Simmons feels that Raina may be the first victim of an epidemic, and should be put down. Leo Fitz deduces that Skye caused the earthquake in the alien city, and so herself has been altered just like Raina. Hearing what Simmons wants to do to Raina, Fitz decides to hide the truth from the rest of the team. Skye believes that there is something wrong with her, but Fitz tells her that she is just different now, and there is nothing wrong with that, and she is released from quarantine. Raina, unable to come to terms with who she is, takes Cal's advice and attempts suicide. She is prevented by S.H.I.E.L.D. agents, who try to take her in, but before anything happens, a much older Gordon appears, and teleports away with her.

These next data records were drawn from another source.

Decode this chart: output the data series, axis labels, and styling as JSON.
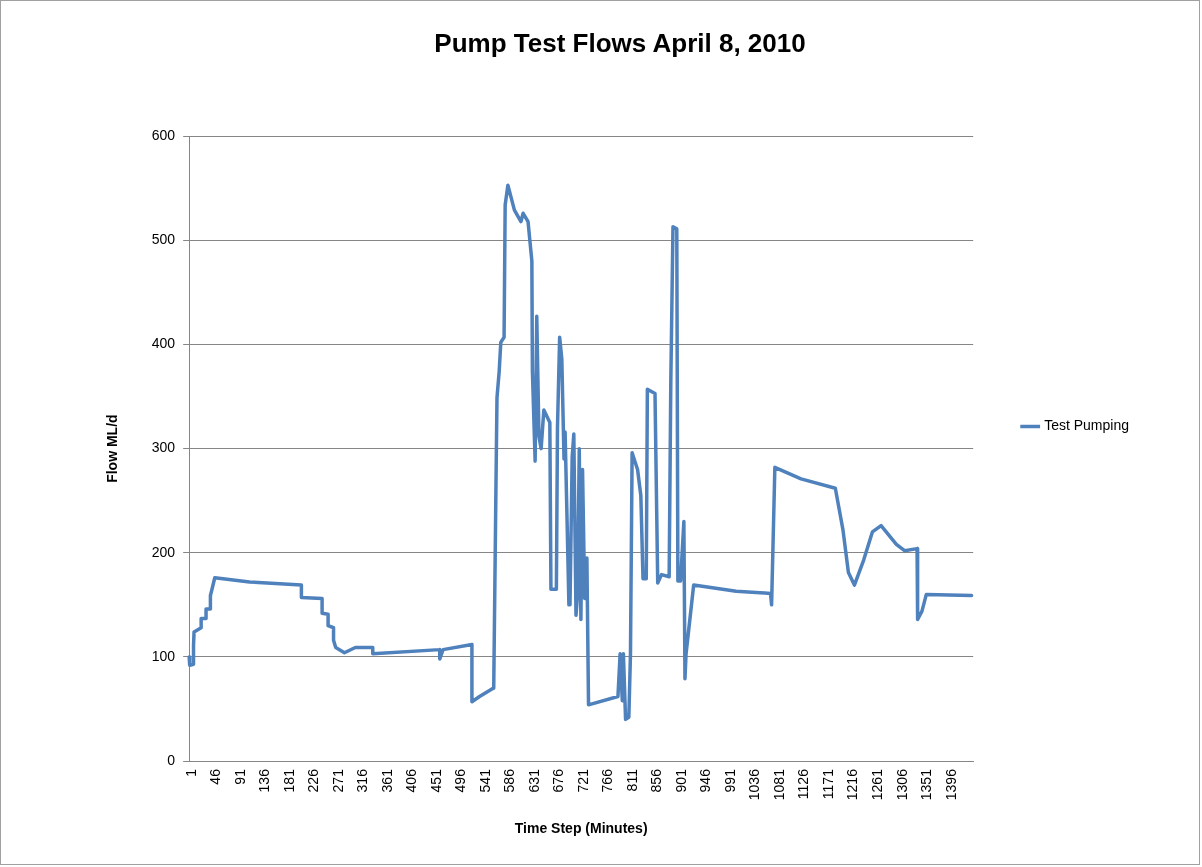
{
  "chart_data": {
    "type": "line",
    "title": "Pump Test Flows April 8, 2010",
    "xlabel": "Time Step (Minutes)",
    "ylabel": "Flow ML/d",
    "xlim": [
      1,
      1440
    ],
    "xticks": [
      1,
      46,
      91,
      136,
      181,
      226,
      271,
      316,
      361,
      406,
      451,
      496,
      541,
      586,
      631,
      676,
      721,
      766,
      811,
      856,
      901,
      946,
      991,
      1036,
      1081,
      1126,
      1171,
      1216,
      1261,
      1306,
      1351,
      1396
    ],
    "ylim": [
      0,
      600
    ],
    "yticks": [
      0,
      100,
      200,
      300,
      400,
      500,
      600
    ],
    "grid": "y",
    "legend": "right",
    "marker": "none",
    "line_style": "solid",
    "series": [
      {
        "name": "Test Pumping",
        "color": "#4f81bd",
        "x": [
          1,
          2,
          9,
          9,
          10,
          23,
          23,
          32,
          32,
          40,
          40,
          42,
          48,
          112,
          207,
          207,
          245,
          245,
          256,
          256,
          266,
          266,
          270,
          286,
          306,
          338,
          338,
          461,
          461,
          467,
          520,
          520,
          534,
          556,
          560,
          564,
          566,
          570,
          573,
          579,
          581,
          586,
          598,
          610,
          614,
          623,
          630,
          631,
          636,
          639,
          643,
          647,
          652,
          663,
          665,
          675,
          677,
          681,
          685,
          689,
          691,
          695,
          698,
          700,
          704,
          707,
          711,
          714,
          717,
          720,
          723,
          727,
          731,
          734,
          788,
          792,
          796,
          798,
          802,
          808,
          811,
          814,
          824,
          830,
          834,
          840,
          842,
          856,
          861,
          868,
          882,
          885,
          889,
          896,
          898,
          903,
          909,
          911,
          913,
          927,
          1005,
          1068,
          1070,
          1076,
          1124,
          1187,
          1201,
          1211,
          1222,
          1239,
          1255,
          1271,
          1299,
          1314,
          1337,
          1338,
          1346,
          1354,
          1437
        ],
        "values": [
          100,
          92,
          93,
          111,
          124,
          128,
          137,
          137,
          146,
          146,
          159,
          163,
          176,
          172,
          169,
          157,
          156,
          142,
          141,
          130,
          128,
          116,
          109,
          104,
          109,
          109,
          103,
          107,
          98,
          107,
          112,
          57,
          62,
          69,
          70,
          259,
          349,
          374,
          402,
          407,
          534,
          553,
          529,
          518,
          526,
          518,
          480,
          374,
          288,
          427,
          312,
          300,
          337,
          325,
          165,
          165,
          320,
          407,
          386,
          290,
          316,
          222,
          150,
          150,
          292,
          314,
          140,
          161,
          300,
          136,
          280,
          156,
          195,
          54,
          62,
          103,
          58,
          103,
          40,
          42,
          103,
          296,
          280,
          255,
          175,
          175,
          357,
          353,
          171,
          179,
          177,
          363,
          513,
          511,
          173,
          173,
          230,
          79,
          103,
          169,
          163,
          161,
          150,
          282,
          271,
          262,
          222,
          181,
          169,
          193,
          220,
          226,
          208,
          202,
          204,
          136,
          144,
          160,
          159
        ]
      }
    ]
  }
}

In an end tag, a model car that Agent Alphonso "Mack" Mackenzie built for Coulson scans the latter's office, discovering the "toolbox" that former S.H.I.E.L.D. director Nick Fury gave to Coulson. Mack secretly reports this discovery to Morse while making food, then they join in with the rest of the team having drinks and sharing memories of Triplett.

==Production==
===Development===
In February 2015, Marvel announced that the eleventh episode of the season would be titled "Aftershocks", to be written by executive producers Maurissa Tancharoen and Jed Whedon, with Billy Gierhart directing. The episode was originally titled "Epidemic".

===Casting===

In February 2015, Marvel revealed that main cast members Clark Gregg, Ming-Na Wen, Chloe Bennet, Iain De Caestecker, Elizabeth Henstridge, and Nick Blood would star as Phil Coulson, Melinda May, Skye, Leo Fitz, Jemma Simmons, and Lance Hunter, respectively, while Adrianne Palicki, previously a recurring guest star in the role of Bobbi Morse, was promoted to a series regular with the episode. It was also revealed that the guest cast for the episode would include Henry Simmons as Alphonso "Mack" Mackenzie, Ruth Negga as Raina, Adrian Pasdar as Brigadier General Glenn Talbot, Henry Goodman as Dr. List, Kyle MacLachlan as Calvin Zabo, Jamie Harris as Gordon, Simon Kassianides as Sunil Bakshi, Donzaleigh Abernathy as Triplett's mom, Philip Labes as young Gordon, Dichen Lachman as Jiaying, Alvin Ing as Yat-Sen, Fred Dryer as Octavian Bloom, Kathryn Leigh Scott as The Baroness, Joel Polis as The Banker, Kyle David Pierce as accountant, Maz Siam as The Sheikh, McKay Stewart as scientist #1 and David A. Jansen as agent. Abernathy, Labes, Ing, Scott, Polis, Pierce, Siam, Stewart, and Jansen did not receive guest star credit in the episode. Simmons, Negga, Pasdar, MacLachlan, Harris, Kassianides, and Lachman all reprise their roles from earlier in the series. Goodman reprises his role from an uncredited cameo appearance in the mid-credits scene of Captain America: The Winter Soldier. Main cast member Brett Dalton, who portrays Grant Ward in the series, does not appear in the episode.

==Release==
===Broadcast===
"Aftershocks" was first aired in the United States on ABC on March 3, 2015.

===Marketing===
Starting with this episode, Marvel once again ran the "Art of..." initiative, in which an image was released the Thursday before the episode aired, depicting a first look at a key event from the upcoming episode, with the season's title being "The Art of Evolution". The different artists were once again chosen to create the teaser posters, based on their previous work and how it connected to the themes and emotion of the intended episode. The poster for "Aftershocks" was created by Gabriele Dell'Otto, the co-creator of Daisy Johnson, and depicts Skye twice, as she is transforming from the Terrigen Mist and as the person dealing with her powers, as well as a transformed Raina, Coulson and the S.H.I.E.L.D. logo in the background. Dell'Otto was chosen specifically because of his relationship to the character.

===Home media===
The episode began streaming on Netflix on June 11, 2015, and was released along with the rest of the second season on September 18, 2015, on Blu-ray and DVD. The episode, along with the rest of the series, was removed from Netflix on February 28, 2022, and later became available on Disney+ on March 16, 2022.

==Reception==
===Ratings===
In the United States the episode received a 1.6/5 percent share among adults between the ages of 18 and 49, meaning that it was seen by 1.6 percent of all households, and 5 percent of all of those watching television at the time of the broadcast. It was watched by 4.48 million viewers.